Gov. Robert L. Ehrlich Jr. is proposing to spend an additional $28.5 million on optical-scan voting machines for this year's elections and lesser amounts in new expenditures for local road projects and health care.
The new spending is contained in a $59.5 million supplemental budget the governor released late yesterday, just as the legislative session enters its final two weeks and senators and delegates are already working to mold budget legislation.
"This supplemental budget provides resources to secure Maryland's election system with optical-scan voting machines and also makes critical investments in health care," Ehrlich said in a statement. "I look forward to working with all members of the House and Senate to ensure this budget is adopted."
The voting machine money would help pay for equipment capable of providing a paper trail -- a temporary replacement for the much-criticized Diebold touch-screen system. Those dollars are in addition to $21.8 million Ehrlich previously proposed -- an allotment that fell short of the State Board of Elections' estimated price of $39 million.
The new funds for transportation projects could help soothe irate municipal leaders across Maryland, who say the state hasn't come through with the money they need to pave roads and fill potholes.
That money totals $25.8 million.
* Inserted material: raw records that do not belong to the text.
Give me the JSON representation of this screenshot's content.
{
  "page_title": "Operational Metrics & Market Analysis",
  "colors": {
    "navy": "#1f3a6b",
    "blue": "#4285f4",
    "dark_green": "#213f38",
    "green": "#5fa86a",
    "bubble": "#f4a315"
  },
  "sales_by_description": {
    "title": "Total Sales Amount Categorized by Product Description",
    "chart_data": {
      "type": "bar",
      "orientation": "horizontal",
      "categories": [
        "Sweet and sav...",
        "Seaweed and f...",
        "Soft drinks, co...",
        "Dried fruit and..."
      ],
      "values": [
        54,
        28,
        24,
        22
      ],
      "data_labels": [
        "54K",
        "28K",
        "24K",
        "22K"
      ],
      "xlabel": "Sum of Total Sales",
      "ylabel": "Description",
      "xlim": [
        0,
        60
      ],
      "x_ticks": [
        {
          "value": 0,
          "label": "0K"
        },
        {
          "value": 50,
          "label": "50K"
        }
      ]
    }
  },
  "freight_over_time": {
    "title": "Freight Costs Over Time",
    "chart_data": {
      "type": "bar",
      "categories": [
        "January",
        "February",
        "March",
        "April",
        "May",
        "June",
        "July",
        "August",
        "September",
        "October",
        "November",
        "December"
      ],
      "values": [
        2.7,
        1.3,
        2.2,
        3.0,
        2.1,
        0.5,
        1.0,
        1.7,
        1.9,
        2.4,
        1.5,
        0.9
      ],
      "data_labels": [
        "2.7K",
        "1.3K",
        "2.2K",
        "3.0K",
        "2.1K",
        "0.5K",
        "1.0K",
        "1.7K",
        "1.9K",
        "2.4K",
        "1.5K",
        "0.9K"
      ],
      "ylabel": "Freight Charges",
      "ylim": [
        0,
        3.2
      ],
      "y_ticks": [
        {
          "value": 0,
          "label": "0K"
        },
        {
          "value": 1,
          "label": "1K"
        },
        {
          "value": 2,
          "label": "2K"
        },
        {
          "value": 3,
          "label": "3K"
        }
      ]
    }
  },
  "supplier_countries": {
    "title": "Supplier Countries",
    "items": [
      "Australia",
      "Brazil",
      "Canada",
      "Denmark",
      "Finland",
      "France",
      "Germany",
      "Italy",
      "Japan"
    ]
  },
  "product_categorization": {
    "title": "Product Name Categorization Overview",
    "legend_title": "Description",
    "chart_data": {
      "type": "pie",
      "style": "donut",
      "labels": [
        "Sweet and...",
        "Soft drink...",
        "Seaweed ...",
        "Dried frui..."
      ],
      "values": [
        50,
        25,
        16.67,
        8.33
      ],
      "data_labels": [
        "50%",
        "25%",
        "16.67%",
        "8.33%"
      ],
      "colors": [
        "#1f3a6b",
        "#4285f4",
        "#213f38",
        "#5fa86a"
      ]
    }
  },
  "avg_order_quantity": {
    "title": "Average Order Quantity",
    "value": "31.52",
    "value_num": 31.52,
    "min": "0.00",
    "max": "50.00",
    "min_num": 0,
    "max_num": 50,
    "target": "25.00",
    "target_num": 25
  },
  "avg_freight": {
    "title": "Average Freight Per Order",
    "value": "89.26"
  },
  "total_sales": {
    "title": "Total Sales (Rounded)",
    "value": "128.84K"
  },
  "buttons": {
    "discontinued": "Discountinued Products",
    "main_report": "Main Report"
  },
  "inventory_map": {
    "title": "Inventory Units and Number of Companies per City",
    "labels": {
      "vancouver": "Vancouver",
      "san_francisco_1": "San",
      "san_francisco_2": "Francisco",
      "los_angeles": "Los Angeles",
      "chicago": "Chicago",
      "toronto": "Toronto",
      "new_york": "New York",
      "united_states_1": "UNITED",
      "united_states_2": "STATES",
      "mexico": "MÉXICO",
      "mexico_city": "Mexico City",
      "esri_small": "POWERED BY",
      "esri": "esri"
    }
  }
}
Only $15 million was included in the governor's supplemental budget. Administration officials agreed to add the remainder at a budget meeting late yesterday, but it was unclear where that money would come from.
"That's a significant breakthrough for the budget committee," Del. Peter Franchot, a Montgomery County Democrat, who has been pushing the administration to find the money. "That's been a burr under the General Assembly's saddle."
Sen. David R. Brinkley, a Frederick County Republican, praised Ehrlich's move to properly fund the voting equipment. By doing so, the governor is ensuring "a fair, safe and legitimate election," the senator said.
The supplemental budget also includes:
$5 million for the Prince George's Hospital Center.
$2 million for moving the Maryland Insurance Administration headquarters.
$2 million for outreach and assistance related to the Medicare Part D Prescription Drug Program.
$1 million for the Maryland Historical Society.
$610,700 in additional funding for the Infants and Toddlers Program.
$388,800 for 16 new law-enforcement vehicles for the new Natural Resources Police.
$150,000 for the National Congress of Christian Education to be held in Baltimore in June.